Time to live with ASF
So, what of the future?
The latest Chinese government statistics suggest the country's pig sector is on the road to recovery. The Ministry of Agriculture and Rural Affairs said the nation's sow inventory rose 0.6% from September to October. However, the country's hog inventory levels were down 41.4% year-on-year in October 2019 – sow numbers declined 38.9% over the same period.
Rabobank forecast a rebound in Chinese production to occur at the start of 2021. However, it will take even longer for the country's pig sector to properly recover.
It could take between one-and-a-half and three-and-a-half years to rebuild the nation's pig herd, according to Piter Meyer of Brazilian pork exporter BRF. If the disease is quickly contained, he said the herd could recover within 18 months. However, if ASF is detected in grandparent stocks, recovery could take two-and-a-half years, or even three-and-a-half years if great-grandparent stocks are also affected.
China has a goal of returning pig production to 80% of normal levels by the end of 2020, which would be a remarkable turnaround if achieved.
Additionally, chicken meat production is rising rapidly in China to compensate for the loss of pig meat. New forecasts from the USDA's Foreign Agricultural Service suggest chicken meat production in China will increase by 18% in 2019 to reach 13.8 million tons. The country is also looking for alternative protein sources form the aquaculture market.
Elanco's Jeff Simmons remarked: "In the case of ASF, over the long run this will likely improve animal husbandry practices in Asia and increase sophistication of farming practices – all of this is positive for the industry and positive for Elanco."
As well as the search for an ASF vaccine, there have been other technological R&D benefits in the wake of ASF. Ian Lahiffe – commercial director at Antelliq – said livestock surveillance has now become even more crucial in China.
He noted: "ASF has made it difficult for companies to perform this kind of work with monitoring technology. While 50% of the world's pigs were in China and probably will be again in the future, it's only right China takes the lead in the smart pig farming space."

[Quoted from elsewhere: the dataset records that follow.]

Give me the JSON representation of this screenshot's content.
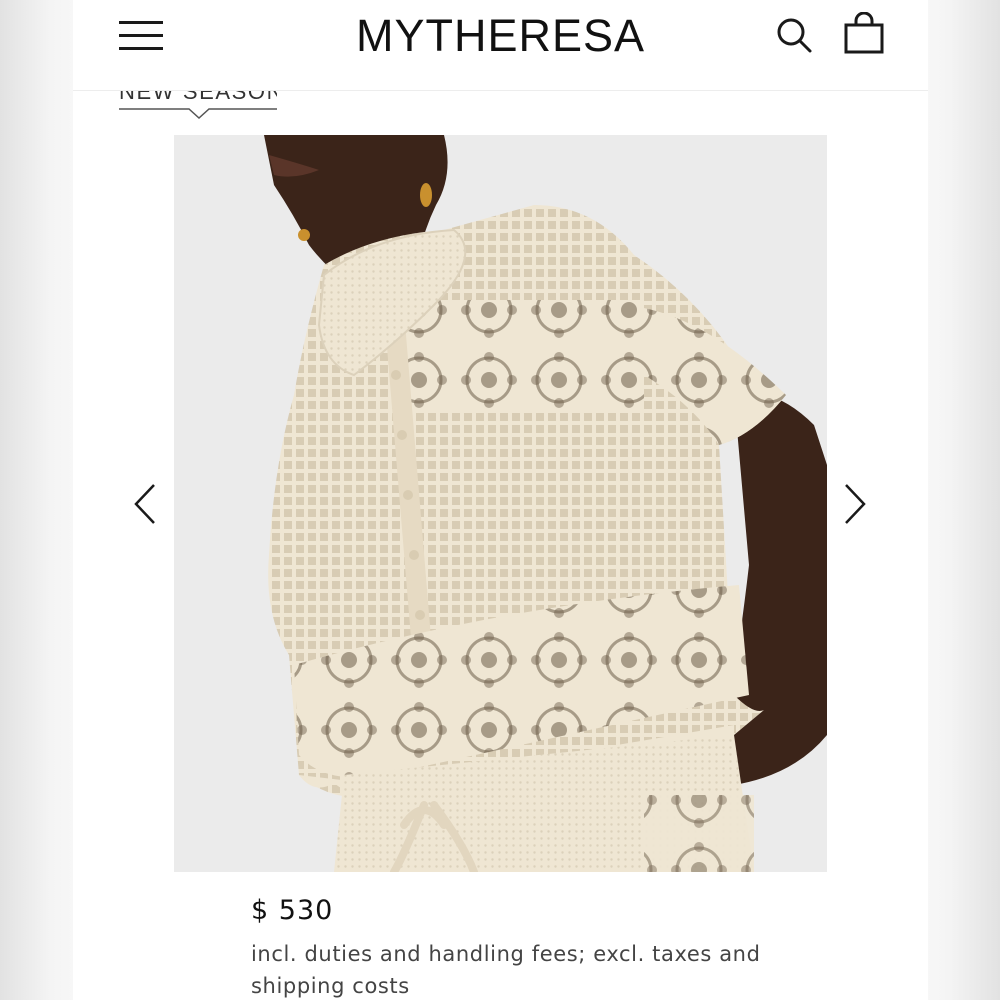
{
  "header": {
    "logo": "MYTHERESA",
    "icons": [
      "menu-icon",
      "search-icon",
      "shopping-bag-icon"
    ]
  },
  "product": {
    "badge": "NEW SEASON",
    "price": "$ 530",
    "price_note": "incl. duties and handling fees; excl. taxes and shipping costs"
  },
  "carousel": {
    "icons": [
      "chevron-left-icon",
      "chevron-right-icon"
    ]
  },
  "colors": {
    "background": "#ffffff",
    "text": "#111111",
    "image_background": "#ebebeb",
    "garment": "#efe6d3"
  }
}
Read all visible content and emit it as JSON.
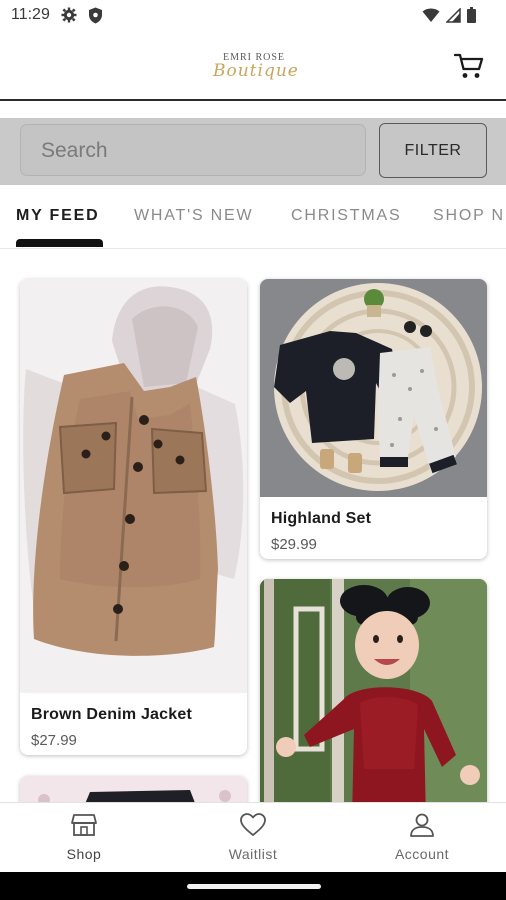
{
  "status_bar": {
    "time": "11:29",
    "icons": [
      "gear-icon",
      "shield-icon",
      "wifi-icon",
      "signal-icon",
      "battery-icon"
    ]
  },
  "header": {
    "logo_top": "EMRI ROSE",
    "logo_bottom": "Boutique",
    "cart_icon": "cart-icon"
  },
  "search": {
    "placeholder": "Search",
    "filter_label": "FILTER"
  },
  "tabs": [
    {
      "label": "MY FEED",
      "active": true
    },
    {
      "label": "WHAT'S NEW",
      "active": false
    },
    {
      "label": "CHRISTMAS",
      "active": false
    },
    {
      "label": "SHOP N",
      "active": false
    }
  ],
  "products": [
    {
      "name": "Brown Denim Jacket",
      "price": "$27.99"
    },
    {
      "name": "Highland Set",
      "price": "$29.99"
    }
  ],
  "bottom_nav": [
    {
      "label": "Shop",
      "icon": "shop-icon",
      "active": true
    },
    {
      "label": "Waitlist",
      "icon": "heart-icon",
      "active": false
    },
    {
      "label": "Account",
      "icon": "account-icon",
      "active": false
    }
  ],
  "colors": {
    "search_band": "#c9c9c9",
    "logo_gold": "#c9a55b",
    "active_tab": "#1e1e1e",
    "inactive_tab": "#8a8a8a"
  }
}
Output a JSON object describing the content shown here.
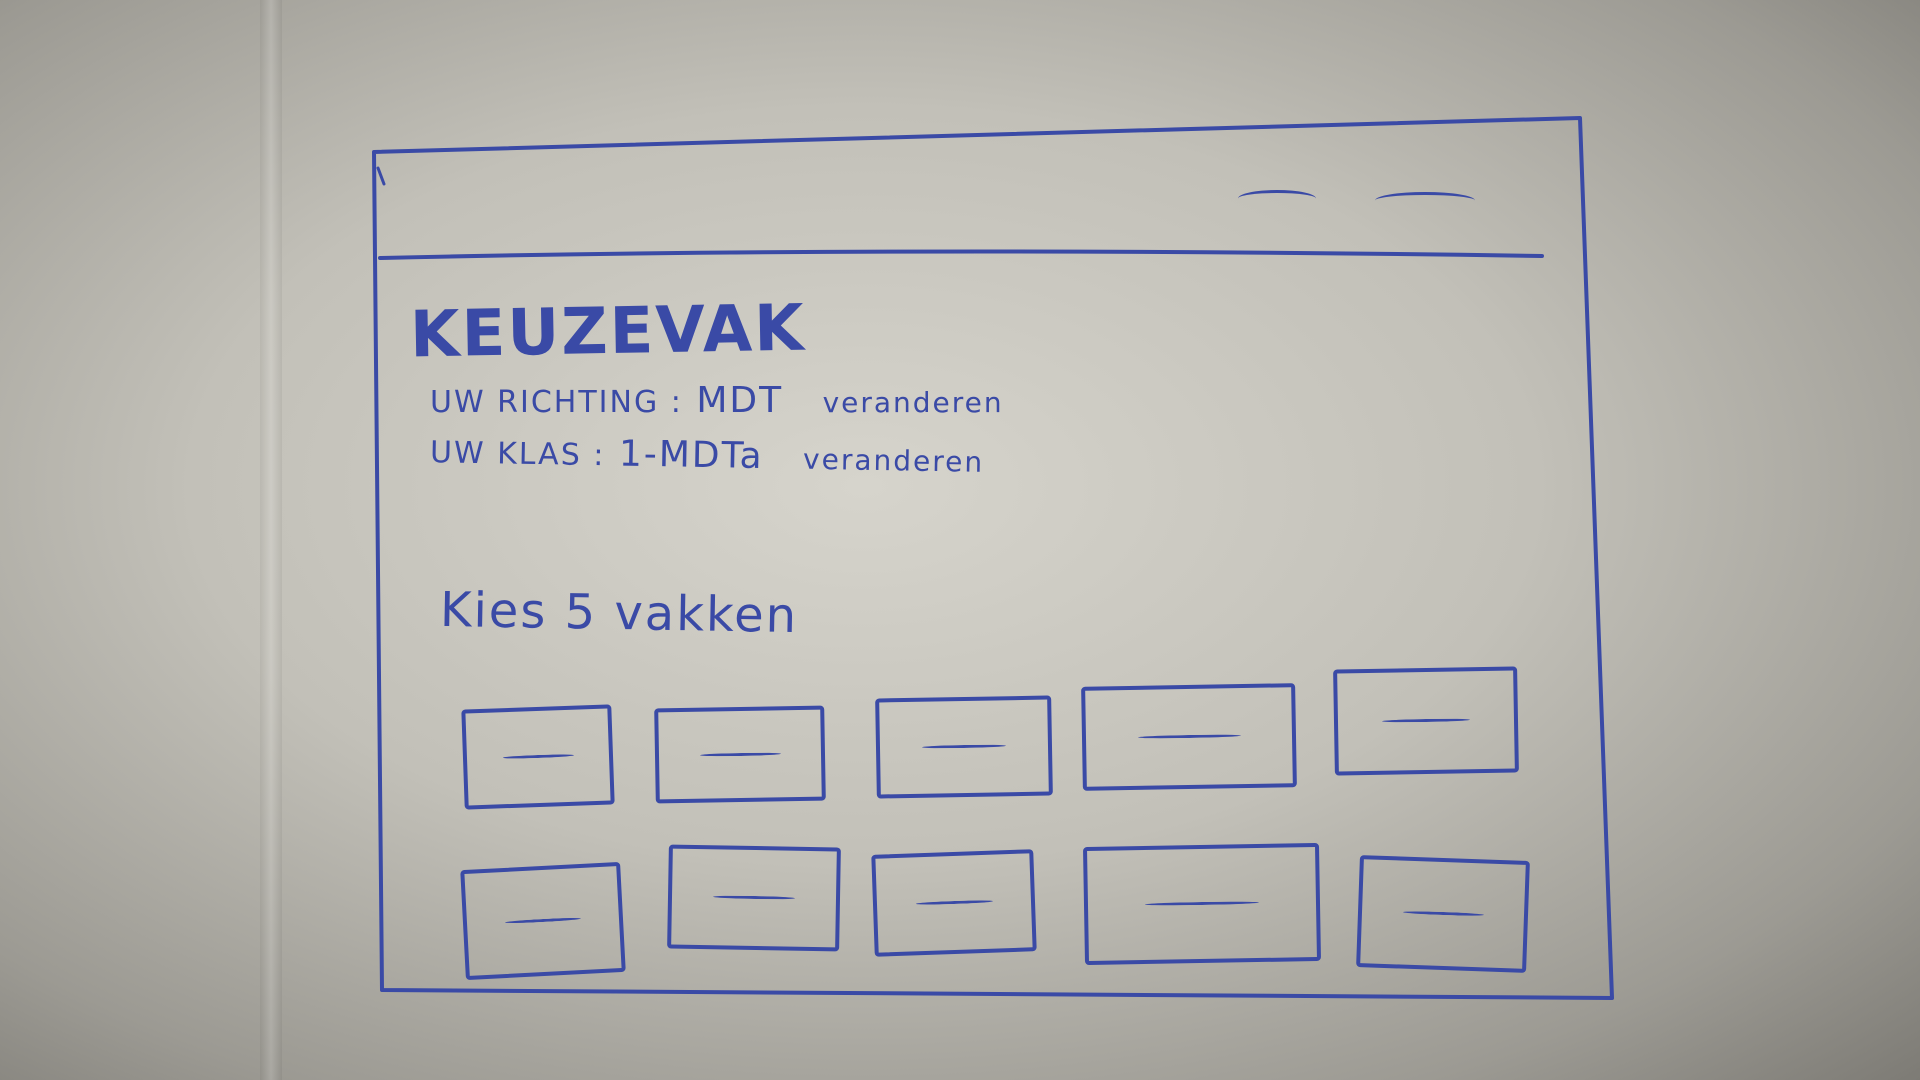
{
  "header": {
    "nav_links": [
      "~",
      "~"
    ]
  },
  "main": {
    "title": "KEUZEVAK",
    "richting": {
      "label": "UW RICHTING :",
      "value": "MDT",
      "edit": "veranderen"
    },
    "klas": {
      "label": "UW KLAS :",
      "value": "1-MDTa",
      "edit": "veranderen"
    },
    "prompt": "Kies 5 vakken",
    "course_cards": [
      {
        "label": "~"
      },
      {
        "label": "~"
      },
      {
        "label": "~"
      },
      {
        "label": "~"
      },
      {
        "label": "~"
      },
      {
        "label": "~"
      },
      {
        "label": "~"
      },
      {
        "label": "~"
      },
      {
        "label": "~"
      },
      {
        "label": "~"
      }
    ]
  },
  "colors": {
    "ink": "#3a4aa6",
    "paper": "#d6d4cc"
  }
}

The Chinese government aims to help the country move away from backyard farming to production in large centralized facilities with over 1,000 pigs. Authorities have issued subsidies and loans to expand pig farms. Advances in technology can ensure less human interaction in the future and prevent the spread of diseases, with many new farms being built in China post-ASF "strongly considering" the adoption of digital monitoring systems.
Naturally, many lessons will need to be learned from the devastation of ASF. There is every chance a similar threat could be just around the corner, with the ability of animal diseases to result in severe repercussions continuously growing.
While human travel is increasing, the globalization of trade is prompting zoonotic hotspots to move and intensify. This means disease threats are being spread more frequently.
Ceva Santé Animale's Dr Michael Hemprich – the firm's senior director business development – said diseases on the scale of ASF not only require governmental co-operation but also the involvement of international bodies and a high level of public awareness.
He noted rabies is by far the animal disease with the biggest economic impact on the global economy. The last time the impact of rabies was calculated in 2013, the disease had cost the world approximately $124bn. He predicted ASF will eclipse this total cost and called on governments to reduce disease threat by funding companies and new ideas.
It is easy with hindsight to point out the flaws that led to the surge of ASF. However, it is important for the animal health industry to maintain the spirit of collaboration and innovation now being applied to the ASF crisis, and replicate it to target current diseases and any potential future threats.